Рано утром в день семейного праздника во двор въехал тягач с платформой. На платформе стояла огромная коробка, перевязанная лентой – ветер играл сине-золотыми крылышками пышного банта. Катерина стояла у окна, приоткрыв рот от изумления. Пять минут назад ее разбудил телефонный звонок, и она услышала в трубке голос мужа: «Катерина, через три минуты чтоб была во дворе» – и сразу короткие гудки. Молодая женщина всполошилась – что могло случиться? Она уже натянула джинсы, когда снизу послышались гудки и визгливый голос дворничихи Марины:

– И куда? Куда ты пресся-то?

Катерина выглянула в окно – и замерла от удивления. А потом увидела, как из кабины тягача вылезает муж и нетерпеливо озирается. Она схватила джемпер, Настину рацию – и побежала во двор.

– Сашка, что это?

– Подарок. Иди открывай.

– Как же я его развяжу?

Катерина стояла около коробки, закинув голову – бант колыхался где-то наверху, вне пределов ее досягаемости.

Тогда Александр присел, обхватил ее колени и приподнял жену. Голова ее оказалась над коробкой, она протянула руку и изо всех сил дернула ленту. Бант развязался в одно мгновение, коробка распахнулась, и к небу взвилось множество маленьких разноцветных шариков – по двору пронесся крик восхищения. Шарики улетали в синее московское утреннее небо, и все – и Катерина, и соседи, и даже дворничиха Марина – смотрели им вслед.

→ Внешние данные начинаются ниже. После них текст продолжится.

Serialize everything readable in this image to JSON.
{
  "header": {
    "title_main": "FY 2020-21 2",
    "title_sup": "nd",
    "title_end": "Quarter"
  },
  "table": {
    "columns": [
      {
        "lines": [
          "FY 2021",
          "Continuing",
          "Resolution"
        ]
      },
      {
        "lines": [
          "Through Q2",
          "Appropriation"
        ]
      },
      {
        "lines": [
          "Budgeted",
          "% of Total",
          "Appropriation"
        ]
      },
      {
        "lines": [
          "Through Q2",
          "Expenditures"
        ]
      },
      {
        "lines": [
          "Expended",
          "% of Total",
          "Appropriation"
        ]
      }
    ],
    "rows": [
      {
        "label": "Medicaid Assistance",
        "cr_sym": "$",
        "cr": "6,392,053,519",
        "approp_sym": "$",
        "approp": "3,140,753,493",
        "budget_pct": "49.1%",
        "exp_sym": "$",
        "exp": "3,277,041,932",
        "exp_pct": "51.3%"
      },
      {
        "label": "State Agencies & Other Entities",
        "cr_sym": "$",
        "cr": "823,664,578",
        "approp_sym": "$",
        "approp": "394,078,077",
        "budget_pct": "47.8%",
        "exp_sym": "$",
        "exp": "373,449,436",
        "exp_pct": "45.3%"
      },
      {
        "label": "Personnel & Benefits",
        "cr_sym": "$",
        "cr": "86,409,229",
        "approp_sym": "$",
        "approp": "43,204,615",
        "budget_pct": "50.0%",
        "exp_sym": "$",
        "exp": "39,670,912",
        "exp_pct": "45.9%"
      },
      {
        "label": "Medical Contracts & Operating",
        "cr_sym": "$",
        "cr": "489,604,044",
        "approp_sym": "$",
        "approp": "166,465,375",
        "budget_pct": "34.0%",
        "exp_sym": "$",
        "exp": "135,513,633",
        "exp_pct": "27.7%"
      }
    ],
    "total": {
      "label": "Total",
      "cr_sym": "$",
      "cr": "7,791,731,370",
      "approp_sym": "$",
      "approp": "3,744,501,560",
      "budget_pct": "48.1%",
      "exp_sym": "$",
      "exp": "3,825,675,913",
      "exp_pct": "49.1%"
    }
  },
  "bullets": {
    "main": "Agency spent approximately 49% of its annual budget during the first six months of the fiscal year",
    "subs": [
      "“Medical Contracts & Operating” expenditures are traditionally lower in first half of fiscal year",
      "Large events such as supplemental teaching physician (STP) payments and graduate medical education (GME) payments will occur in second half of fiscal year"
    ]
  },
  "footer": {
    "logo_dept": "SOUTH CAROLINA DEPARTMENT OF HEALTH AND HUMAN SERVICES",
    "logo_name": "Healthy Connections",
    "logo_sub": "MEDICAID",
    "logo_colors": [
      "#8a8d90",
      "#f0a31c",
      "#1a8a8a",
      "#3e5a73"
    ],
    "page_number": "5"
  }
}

А когда шарики уже превратились в маленькие разноцветные НЛО, оказалось, что шофер и Андрей Николаевич уже раскрыли картон, и вот он – большой, темно-зеленый, с блестящим «кенгурятником» – самый настоящий джип. Молодая женщина, захлопав в ладоши, бросилась на шею мужу:

– Милый, спасибо! Как здорово!

Ей очень понравился и бант, и шарики, и сам подарок. Да что там понравился – это просто был детский восторг – как когда-то давно, когда под мохнатыми ветками зеленой елки вдруг обнаруживался большущий плюшевый медведь. Андрей Николаевич незаметно подмигнул сыну. Подарок удался. Ни одна женщина не забудет такого устроенного ради нее праздника. Эти воспоминания откладываются где-то: то ли в сердце, то ли в памяти и в нужный момент способны растопить лед взаимного отчуждения и непонимания, которые иногда возникают между супругами. Александр знал, что даже через много лет, рассказывая дочке, как улетали в синее утреннее небо разноцветные шарики, Катерина будет так же счастлива, как сейчас.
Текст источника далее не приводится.